A new Northwestern Medicine brain-machine technology delivers messages from the brain directly to the muscles - bypassing the spinal cord - to enable voluntary and complex movement of a paralysed hand. The device could eventually be tested on, and perhaps aid, paralysed patients.

“We are eavesdropping on the natural electrical signals from the brain that tell the arm and hand how to move, and sending those signals directly to the muscles,” said Lee E. Miller of Northwestern University Feinberg School of Medicine. “This connection from brain to muscles might someday be used to help patients paralysed due to spinal cord injury perform activities of daily living and achieve greater independence.”
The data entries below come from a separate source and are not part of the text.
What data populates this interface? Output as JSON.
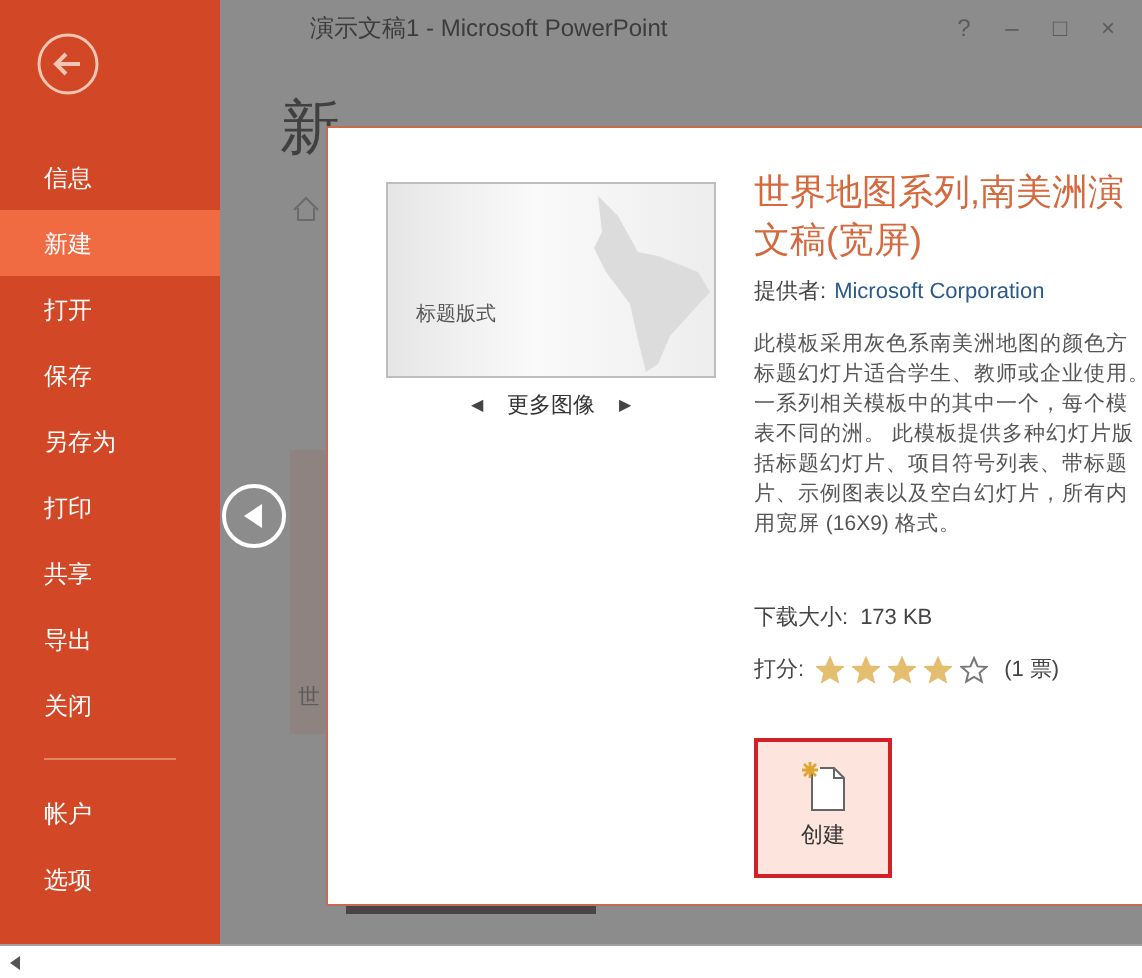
{
  "window": {
    "title": "演示文稿1 - Microsoft PowerPoint",
    "controls": [
      "?",
      "–",
      "□",
      "×"
    ]
  },
  "sidebar": {
    "items": [
      {
        "label": "信息",
        "selected": false
      },
      {
        "label": "新建",
        "selected": true
      },
      {
        "label": "打开",
        "selected": false
      },
      {
        "label": "保存",
        "selected": false
      },
      {
        "label": "另存为",
        "selected": false
      },
      {
        "label": "打印",
        "selected": false
      },
      {
        "label": "共享",
        "selected": false
      },
      {
        "label": "导出",
        "selected": false
      },
      {
        "label": "关闭",
        "selected": false
      }
    ],
    "footer_items": [
      {
        "label": "帐户",
        "selected": false
      },
      {
        "label": "选项",
        "selected": false
      }
    ]
  },
  "page": {
    "heading": "新",
    "tile_caption": "世"
  },
  "dialog": {
    "preview": {
      "slide_title": "标题版式",
      "more_images": "更多图像",
      "prev": "◀",
      "next": "▶"
    },
    "title_lines": [
      "世界地图系列,南美洲演",
      "文稿(宽屏)"
    ],
    "provider_label": "提供者:",
    "provider": "Microsoft Corporation",
    "description_lines": [
      "此模板采用灰色系南美洲地图的颜色方",
      "标题幻灯片适合学生、教师或企业使用。",
      "一系列相关模板中的其中一个，每个模",
      "表不同的洲。 此模板提供多种幻灯片版",
      "括标题幻灯片、项目符号列表、带标题",
      "片、示例图表以及空白幻灯片，所有内",
      "用宽屏 (16X9) 格式。"
    ],
    "size_label": "下载大小:",
    "size": "173 KB",
    "rating_label": "打分:",
    "stars": 4,
    "votes": "(1 票)",
    "create_button": "创建"
  }
}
The research was done in monkeys, whose electrical brain and muscle signals were recorded by implanted electrodes when they grasped a ball, lifted it and released it into a small tube. Those recordings allowed the researchers to develop an algorithm or “decoder” that enabled them to process the brain signals and predict the patterns of muscle activity when the monkeys wanted to move the ball.

The researchers gave the monkeys a local anesthetic to block nerve activity at the elbow, causing temporary, painless paralysis of the hand. With the help of the special devices in the brain and the arm – together called a neuroprosthesis - the monkeys’ brain signals were used to control tiny electric currents delivered in less than 40 milliseconds to their muscles, causing them to contract, and allowing the monkeys to pick up the ball and complete the task nearly as well as they did before.
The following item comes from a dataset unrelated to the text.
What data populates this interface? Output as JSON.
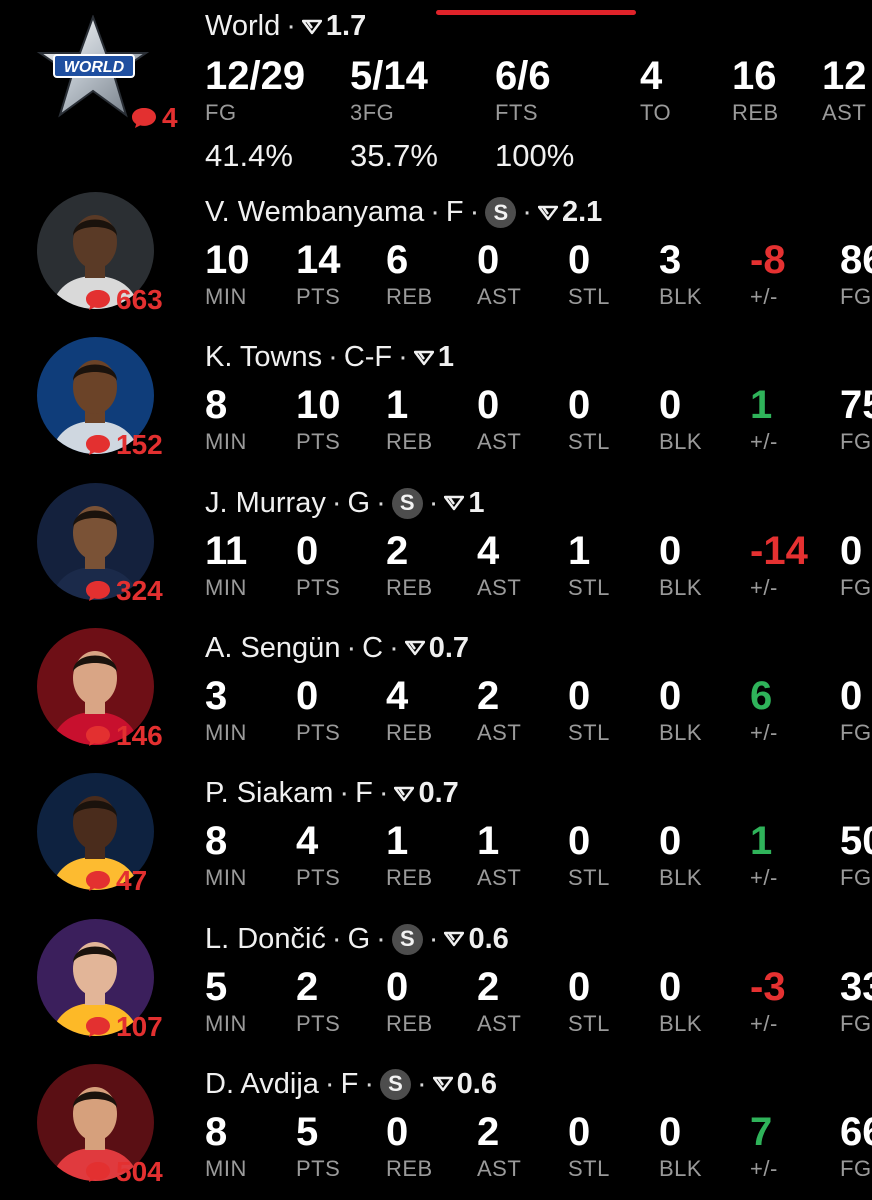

“The monkey won’t use his hand perfectly, but there is a process of motor learning that we think is very similar to the process you go through when you learn to use a new computer mouse or a different tennis racquet. Things are different and you learn to adjust to them,” said Miller.

Because the researchers computed the relationship between brain activity and muscle activity, the neuroprosthesis actually senses and interprets a variety of movements a monkey may want to make, theoretically enabling it to make a range of voluntary hand movements.

“This gives the monkey voluntary control of his hand that is not possible with the current clinical prostheses,” Miller said.